If we are running a pipeline at night you can set your pool to have 0 idle instances and auto terminate the job after 15 minutes of idling. With this, your first job will take a bit but subsequent jobs will start sooner. Also when your jobs are finished they will go idle.
When running jobs databricks provides autoscaling but is generally more useful on ad-hoc usage. (it is discouraged on streaming workloads.
Choosing the right cluster
Despite the different types of machines, you can find (compute-optimized, memory-optimized, general purpose…) My typical review process includes going through the ganglia UI metrics and checking for:
- Is the whole CPU being used? We will need more cores
- Are we using all the memory? Check the amount of spill, if that, changes to memory optimized instances.
- Do we have a lot of networking? Fewer bugs bigger instances.
Making cluster configuration easier
We can establish a cluster policy for preconfiguring clusters settings (like credentials for the metastore or the lake configuration) as well as establish maximums in the clusters thus preventing huge clusters to be created.

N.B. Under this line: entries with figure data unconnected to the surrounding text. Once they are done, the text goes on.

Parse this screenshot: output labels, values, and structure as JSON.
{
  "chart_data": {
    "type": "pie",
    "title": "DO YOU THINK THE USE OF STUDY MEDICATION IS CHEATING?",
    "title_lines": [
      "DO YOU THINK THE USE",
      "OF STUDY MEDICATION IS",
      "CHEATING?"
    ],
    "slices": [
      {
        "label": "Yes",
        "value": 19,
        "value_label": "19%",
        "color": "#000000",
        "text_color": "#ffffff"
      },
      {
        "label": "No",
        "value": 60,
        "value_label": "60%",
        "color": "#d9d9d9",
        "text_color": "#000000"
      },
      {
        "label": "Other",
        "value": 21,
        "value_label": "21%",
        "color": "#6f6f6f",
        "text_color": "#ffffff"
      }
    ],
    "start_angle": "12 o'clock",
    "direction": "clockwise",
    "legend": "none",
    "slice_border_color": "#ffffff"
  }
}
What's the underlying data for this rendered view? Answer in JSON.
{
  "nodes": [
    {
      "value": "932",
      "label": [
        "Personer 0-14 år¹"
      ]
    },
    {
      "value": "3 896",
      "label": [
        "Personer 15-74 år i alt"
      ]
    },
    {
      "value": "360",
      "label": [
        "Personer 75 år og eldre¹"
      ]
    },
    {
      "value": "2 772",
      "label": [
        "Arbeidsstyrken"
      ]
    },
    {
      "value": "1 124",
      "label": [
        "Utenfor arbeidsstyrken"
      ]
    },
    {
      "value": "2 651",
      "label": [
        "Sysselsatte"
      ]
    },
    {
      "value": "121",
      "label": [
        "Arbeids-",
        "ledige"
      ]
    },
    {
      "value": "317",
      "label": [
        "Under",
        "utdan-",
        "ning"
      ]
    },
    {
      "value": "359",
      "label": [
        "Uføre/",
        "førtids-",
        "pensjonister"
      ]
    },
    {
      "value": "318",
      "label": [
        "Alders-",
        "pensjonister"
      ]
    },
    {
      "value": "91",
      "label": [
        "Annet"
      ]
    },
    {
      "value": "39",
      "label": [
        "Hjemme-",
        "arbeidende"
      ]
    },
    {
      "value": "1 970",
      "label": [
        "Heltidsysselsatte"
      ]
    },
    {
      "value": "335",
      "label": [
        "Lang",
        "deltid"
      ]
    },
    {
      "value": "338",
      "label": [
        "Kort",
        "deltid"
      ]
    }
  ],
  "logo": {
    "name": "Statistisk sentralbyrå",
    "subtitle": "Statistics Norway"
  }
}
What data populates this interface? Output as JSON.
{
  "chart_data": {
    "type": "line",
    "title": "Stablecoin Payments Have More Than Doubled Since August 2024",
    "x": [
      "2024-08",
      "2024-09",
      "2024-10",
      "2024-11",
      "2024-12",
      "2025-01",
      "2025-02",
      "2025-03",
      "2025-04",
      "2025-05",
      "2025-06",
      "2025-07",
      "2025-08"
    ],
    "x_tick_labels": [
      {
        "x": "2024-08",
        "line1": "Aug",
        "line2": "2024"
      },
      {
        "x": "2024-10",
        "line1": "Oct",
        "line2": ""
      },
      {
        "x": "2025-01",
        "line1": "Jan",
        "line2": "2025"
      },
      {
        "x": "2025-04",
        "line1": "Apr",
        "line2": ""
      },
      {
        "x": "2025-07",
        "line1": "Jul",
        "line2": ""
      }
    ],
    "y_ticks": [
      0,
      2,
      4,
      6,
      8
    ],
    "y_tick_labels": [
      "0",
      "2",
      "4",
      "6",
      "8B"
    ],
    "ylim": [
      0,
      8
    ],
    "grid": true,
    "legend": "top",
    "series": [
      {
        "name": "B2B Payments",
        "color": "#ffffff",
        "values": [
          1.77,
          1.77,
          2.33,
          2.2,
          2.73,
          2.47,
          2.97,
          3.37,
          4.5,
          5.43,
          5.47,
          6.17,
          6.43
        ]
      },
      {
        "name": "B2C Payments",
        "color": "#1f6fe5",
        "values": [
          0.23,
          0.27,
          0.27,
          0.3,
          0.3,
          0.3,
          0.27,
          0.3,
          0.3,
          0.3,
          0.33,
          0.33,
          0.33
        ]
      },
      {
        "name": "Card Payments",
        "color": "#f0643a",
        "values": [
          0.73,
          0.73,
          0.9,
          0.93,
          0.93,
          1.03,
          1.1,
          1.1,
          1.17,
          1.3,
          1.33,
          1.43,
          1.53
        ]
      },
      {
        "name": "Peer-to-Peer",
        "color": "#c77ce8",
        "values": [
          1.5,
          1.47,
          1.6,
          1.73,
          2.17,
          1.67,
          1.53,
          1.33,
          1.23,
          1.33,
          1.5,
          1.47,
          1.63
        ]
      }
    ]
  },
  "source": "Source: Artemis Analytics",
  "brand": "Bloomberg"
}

Also, it allows you to set up clusters tags that are propagated to the virtual so you can monitor team costs later.
Also, it can help in something really important, avoiding newcomers to run production jobs on non-standard databricks versions (like relying on a non its version) or running their jobs against all-purpose clusters incurring higher costs.
Capacity limits
This brings me some memories of resource exhaustion and our subscription going down for a few days. We moved to pools soon after and never experience such a problem again :)
You can run 1000 jobs at the same time on a workspace, and you can create as many as 5000 jobs per hour in a workspace.
On resource allocation, you can just get 100 VM per minute, and reserve as much as 1800. There is an inner limitation related to the azure provider which works per subscription so, dividing into databricks workspaces won’t work.
Billing
This topic is one of those that may discourage some people to change to databricks. Despite the cost of the machine, you will have an overhead cost of “Dataricks Unit” (DBU). Also, there are some costs in infra besides just the machine: disks, storage, network, ips… And so on.
The good part is that you can tag all your machines. When you create a workspace their tags will be propagated to all the resources so you will be able to monitor it easily through the Azure costs portal.
You can also add specific tags (bear in mind that if you want to see the cost of a job databricks has a tag called run name that allows it!)
For monitoring and measuring it effectively the most simple division is to create one workspace per team/product so you can monitor the cost with the defined tags.